4. Oh, what a relief. In daily leagues, almost everybody employs some form of pitcher streaming. But the additional layer I like to add is not just claiming and activating pitchers with favorable matchups, but fortifying my staff with solid middle relievers that rack up strikeouts, vulture the occasional win and even pick up the odd save. Additionally, I now have a solid base of innings with a low ERA and WHIP, so I can be a little more liberal with the starters I float in, being able to withstand an occasion where I chose poorly. Plus, in keeper leagues, if you're lucky (or smart) enough to roster the likes of Scot Shields, Joel Zumaya, Jonathan Broxton or Scott Linebrink, you could have a prime keeper for next year as there's a great chance one or more of them assumes the role of closer come 2008.
5. What have you done lately? When looking for favorable hitting or pitching opportunities, I don't worry about how the player fared historically against the other team, since the sample size is usually too small to render a significant characterization -- unless the performance is so extreme it cannot be ignored, say a hitter going 10 for 24 against a certain pitcher with six homers, a double and a triple. Instead, I prefer to look at recent performances -- the last week or two for hitters and two or three appearances for pitchers -- using the previously discussed strikeout indicator for hitters while similarly looking at a pitcher's walk and strikeout rate.

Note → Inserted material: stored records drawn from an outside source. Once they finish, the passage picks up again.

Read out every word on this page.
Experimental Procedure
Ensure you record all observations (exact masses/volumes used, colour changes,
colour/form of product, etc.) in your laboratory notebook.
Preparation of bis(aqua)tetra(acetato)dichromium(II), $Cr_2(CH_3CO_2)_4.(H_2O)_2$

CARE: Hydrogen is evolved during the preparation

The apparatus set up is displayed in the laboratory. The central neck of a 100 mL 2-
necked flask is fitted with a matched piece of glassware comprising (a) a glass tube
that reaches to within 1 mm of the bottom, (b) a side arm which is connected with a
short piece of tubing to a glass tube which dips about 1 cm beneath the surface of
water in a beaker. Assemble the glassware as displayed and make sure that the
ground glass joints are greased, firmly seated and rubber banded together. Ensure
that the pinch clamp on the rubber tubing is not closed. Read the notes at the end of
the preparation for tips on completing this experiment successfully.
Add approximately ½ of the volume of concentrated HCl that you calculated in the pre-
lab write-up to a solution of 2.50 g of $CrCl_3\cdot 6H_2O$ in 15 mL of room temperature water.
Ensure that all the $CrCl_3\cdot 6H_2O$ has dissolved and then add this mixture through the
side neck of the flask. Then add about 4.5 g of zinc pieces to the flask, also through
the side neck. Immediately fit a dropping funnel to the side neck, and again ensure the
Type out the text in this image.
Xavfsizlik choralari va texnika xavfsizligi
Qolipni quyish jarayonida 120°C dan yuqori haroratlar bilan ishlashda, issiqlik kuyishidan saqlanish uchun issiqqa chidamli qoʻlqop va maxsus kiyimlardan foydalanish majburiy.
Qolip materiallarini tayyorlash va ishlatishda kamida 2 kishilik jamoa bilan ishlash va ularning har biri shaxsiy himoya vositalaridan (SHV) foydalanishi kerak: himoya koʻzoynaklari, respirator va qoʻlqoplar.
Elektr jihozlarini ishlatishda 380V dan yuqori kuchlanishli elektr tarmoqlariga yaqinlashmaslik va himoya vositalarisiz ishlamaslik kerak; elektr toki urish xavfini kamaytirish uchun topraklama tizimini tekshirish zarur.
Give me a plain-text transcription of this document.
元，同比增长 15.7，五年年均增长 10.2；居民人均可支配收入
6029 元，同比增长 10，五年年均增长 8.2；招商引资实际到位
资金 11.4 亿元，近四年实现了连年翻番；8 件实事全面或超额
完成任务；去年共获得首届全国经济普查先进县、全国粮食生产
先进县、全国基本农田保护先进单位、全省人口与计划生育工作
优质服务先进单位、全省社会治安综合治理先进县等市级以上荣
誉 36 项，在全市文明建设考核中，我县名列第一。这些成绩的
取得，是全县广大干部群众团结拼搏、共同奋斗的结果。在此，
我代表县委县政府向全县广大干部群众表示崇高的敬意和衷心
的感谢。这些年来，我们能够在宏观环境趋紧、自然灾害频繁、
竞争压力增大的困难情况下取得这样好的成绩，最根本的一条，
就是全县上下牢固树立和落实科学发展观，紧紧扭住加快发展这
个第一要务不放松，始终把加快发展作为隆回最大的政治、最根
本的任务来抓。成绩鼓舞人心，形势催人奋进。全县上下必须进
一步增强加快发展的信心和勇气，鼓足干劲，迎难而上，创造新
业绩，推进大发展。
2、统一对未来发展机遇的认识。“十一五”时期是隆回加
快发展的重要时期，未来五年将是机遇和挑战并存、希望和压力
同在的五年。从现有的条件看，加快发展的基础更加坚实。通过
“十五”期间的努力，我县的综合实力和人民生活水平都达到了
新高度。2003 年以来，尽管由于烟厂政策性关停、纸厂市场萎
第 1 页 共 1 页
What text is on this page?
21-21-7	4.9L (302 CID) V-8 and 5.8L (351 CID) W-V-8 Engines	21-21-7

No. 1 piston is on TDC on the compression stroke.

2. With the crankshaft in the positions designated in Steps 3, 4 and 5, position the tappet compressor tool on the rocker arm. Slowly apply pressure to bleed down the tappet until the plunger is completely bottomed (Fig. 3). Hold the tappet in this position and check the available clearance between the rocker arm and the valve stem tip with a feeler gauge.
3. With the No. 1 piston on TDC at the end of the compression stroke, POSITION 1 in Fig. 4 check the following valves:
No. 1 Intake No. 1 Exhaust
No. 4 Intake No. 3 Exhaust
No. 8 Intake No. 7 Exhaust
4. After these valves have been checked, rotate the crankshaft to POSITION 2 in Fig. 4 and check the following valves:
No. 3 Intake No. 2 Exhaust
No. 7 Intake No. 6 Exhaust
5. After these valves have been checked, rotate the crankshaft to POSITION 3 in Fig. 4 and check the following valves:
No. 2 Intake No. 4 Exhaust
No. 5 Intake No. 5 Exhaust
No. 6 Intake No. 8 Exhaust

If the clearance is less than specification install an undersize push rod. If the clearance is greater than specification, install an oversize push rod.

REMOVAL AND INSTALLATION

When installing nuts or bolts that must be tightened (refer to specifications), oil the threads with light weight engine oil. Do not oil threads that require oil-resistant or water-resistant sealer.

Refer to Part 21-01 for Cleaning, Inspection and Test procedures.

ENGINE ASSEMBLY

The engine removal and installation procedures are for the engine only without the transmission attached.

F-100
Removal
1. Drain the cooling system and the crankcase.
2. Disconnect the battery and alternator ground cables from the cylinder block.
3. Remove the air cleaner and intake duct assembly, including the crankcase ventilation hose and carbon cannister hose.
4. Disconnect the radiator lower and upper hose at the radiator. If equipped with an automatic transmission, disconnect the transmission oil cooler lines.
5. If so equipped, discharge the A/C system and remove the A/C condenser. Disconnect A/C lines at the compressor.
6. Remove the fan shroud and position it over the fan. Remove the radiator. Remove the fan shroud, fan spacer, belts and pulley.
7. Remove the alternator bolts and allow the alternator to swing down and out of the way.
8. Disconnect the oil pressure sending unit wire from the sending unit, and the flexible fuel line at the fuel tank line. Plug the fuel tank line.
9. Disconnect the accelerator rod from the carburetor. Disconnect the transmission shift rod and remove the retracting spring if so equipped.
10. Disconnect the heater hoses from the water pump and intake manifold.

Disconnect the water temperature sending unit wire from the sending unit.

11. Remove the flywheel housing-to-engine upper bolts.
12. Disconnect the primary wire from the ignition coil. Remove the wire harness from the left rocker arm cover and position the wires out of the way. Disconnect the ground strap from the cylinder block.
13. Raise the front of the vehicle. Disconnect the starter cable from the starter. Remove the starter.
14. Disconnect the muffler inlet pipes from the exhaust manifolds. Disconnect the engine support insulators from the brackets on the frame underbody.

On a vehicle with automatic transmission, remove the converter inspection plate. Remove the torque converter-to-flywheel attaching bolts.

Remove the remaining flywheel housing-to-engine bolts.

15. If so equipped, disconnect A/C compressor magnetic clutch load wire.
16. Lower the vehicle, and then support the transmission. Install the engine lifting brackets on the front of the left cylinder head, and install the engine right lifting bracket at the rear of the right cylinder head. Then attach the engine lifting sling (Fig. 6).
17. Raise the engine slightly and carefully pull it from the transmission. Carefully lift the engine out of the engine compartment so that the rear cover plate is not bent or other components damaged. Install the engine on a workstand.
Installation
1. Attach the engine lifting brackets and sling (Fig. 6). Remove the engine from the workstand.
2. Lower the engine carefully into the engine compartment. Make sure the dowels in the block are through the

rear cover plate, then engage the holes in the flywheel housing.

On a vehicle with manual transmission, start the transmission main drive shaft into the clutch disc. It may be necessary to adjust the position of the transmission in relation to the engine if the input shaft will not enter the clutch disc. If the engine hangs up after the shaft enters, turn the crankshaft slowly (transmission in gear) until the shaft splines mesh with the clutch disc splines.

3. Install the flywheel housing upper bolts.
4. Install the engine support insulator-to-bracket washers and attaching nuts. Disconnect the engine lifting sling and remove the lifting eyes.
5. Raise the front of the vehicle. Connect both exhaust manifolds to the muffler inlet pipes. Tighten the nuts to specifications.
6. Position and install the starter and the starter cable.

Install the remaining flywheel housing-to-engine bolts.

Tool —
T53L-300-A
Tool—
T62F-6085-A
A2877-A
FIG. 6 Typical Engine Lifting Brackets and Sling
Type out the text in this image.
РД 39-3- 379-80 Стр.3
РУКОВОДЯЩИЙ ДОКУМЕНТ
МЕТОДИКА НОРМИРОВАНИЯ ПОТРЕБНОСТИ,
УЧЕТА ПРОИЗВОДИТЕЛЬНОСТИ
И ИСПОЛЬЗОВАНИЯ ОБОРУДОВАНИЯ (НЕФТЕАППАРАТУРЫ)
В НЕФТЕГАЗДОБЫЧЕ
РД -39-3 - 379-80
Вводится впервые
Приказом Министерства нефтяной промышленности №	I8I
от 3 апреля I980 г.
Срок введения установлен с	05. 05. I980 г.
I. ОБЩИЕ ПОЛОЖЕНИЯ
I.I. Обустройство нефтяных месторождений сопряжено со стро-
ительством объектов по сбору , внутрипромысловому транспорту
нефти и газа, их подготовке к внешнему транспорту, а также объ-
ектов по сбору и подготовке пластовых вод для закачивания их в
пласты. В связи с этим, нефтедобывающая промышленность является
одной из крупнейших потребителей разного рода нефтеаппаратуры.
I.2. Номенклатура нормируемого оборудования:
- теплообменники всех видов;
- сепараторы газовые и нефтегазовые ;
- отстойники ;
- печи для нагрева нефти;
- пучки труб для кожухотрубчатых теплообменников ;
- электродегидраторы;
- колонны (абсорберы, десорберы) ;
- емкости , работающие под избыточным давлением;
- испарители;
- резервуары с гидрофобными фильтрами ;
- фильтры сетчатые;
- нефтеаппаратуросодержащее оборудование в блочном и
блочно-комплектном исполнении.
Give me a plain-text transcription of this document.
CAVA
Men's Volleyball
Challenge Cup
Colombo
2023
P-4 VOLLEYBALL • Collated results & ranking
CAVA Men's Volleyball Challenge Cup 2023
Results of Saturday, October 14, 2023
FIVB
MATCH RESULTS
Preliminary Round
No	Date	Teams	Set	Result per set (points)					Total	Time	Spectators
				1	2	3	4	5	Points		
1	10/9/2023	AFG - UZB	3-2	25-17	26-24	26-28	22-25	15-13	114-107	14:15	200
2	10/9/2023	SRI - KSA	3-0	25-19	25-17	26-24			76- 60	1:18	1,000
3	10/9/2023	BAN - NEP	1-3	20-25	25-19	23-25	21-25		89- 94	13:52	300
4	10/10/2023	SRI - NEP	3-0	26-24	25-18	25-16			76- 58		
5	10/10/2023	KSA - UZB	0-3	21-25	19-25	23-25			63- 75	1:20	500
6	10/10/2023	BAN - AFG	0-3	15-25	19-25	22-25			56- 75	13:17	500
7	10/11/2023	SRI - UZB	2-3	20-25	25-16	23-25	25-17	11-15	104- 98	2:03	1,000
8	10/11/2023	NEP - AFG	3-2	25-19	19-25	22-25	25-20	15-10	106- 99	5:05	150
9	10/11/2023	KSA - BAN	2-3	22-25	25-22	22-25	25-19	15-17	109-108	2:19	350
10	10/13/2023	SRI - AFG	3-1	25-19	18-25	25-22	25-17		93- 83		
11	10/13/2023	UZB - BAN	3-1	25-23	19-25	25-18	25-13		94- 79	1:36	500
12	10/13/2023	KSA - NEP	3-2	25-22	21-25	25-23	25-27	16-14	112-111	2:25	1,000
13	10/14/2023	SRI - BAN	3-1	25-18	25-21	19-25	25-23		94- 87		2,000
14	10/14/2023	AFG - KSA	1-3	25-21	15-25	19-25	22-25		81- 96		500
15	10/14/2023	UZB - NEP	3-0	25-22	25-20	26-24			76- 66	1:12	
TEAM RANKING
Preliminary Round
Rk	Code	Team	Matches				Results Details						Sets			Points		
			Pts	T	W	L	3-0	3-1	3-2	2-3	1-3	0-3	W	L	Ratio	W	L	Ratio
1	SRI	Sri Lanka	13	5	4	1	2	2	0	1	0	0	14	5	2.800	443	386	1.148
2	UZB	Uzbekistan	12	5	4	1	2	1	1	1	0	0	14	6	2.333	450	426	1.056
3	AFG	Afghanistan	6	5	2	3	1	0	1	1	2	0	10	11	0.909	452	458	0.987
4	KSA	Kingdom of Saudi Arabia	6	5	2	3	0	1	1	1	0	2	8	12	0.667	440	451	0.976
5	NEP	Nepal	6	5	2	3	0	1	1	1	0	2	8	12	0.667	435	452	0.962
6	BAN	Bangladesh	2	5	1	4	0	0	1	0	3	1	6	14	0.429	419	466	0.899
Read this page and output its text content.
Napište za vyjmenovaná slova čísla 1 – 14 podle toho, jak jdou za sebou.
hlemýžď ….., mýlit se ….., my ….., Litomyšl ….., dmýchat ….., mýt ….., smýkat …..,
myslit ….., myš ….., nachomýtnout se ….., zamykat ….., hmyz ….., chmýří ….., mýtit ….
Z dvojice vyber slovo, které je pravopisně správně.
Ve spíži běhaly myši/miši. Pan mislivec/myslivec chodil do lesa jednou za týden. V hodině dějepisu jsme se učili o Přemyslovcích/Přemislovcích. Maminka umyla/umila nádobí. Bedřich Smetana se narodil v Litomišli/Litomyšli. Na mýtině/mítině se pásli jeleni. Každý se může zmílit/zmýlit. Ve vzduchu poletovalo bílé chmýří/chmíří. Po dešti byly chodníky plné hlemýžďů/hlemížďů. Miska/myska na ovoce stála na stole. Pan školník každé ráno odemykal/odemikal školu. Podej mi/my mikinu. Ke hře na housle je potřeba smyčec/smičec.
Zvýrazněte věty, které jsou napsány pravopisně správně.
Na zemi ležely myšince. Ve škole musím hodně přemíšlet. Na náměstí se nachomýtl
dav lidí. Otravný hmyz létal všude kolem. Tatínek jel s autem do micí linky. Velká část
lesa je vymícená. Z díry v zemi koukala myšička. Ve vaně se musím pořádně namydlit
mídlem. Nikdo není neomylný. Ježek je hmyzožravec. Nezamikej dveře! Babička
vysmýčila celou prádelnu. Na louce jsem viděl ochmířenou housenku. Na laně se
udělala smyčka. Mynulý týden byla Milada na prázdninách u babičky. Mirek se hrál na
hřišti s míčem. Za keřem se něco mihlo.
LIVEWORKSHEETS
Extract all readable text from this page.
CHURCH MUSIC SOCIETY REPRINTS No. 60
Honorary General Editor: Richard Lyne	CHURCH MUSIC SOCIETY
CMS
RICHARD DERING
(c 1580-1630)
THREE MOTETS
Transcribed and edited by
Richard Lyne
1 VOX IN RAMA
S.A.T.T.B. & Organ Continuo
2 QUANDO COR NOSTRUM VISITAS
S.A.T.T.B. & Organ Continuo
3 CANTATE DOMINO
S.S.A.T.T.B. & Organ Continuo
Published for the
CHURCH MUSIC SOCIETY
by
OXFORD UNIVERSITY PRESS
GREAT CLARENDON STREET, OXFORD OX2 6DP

6. Plan, plan, plan. This is perhaps the most important element. To most efficiently execute any of the above moves, plan in advance and already have the desired player(s) on your reserve before you need them. Others in your league may be using the same strategies, thinning the pool of available useful players, so you beat them to the punch. Don't wait until Monday morning to see which visiting catcher hits in Coors that day. Instead, do it over the weekend. Not only will you outwit your opponents, but you'll also demoralize them when they discover you've already grabbed the player they wanted.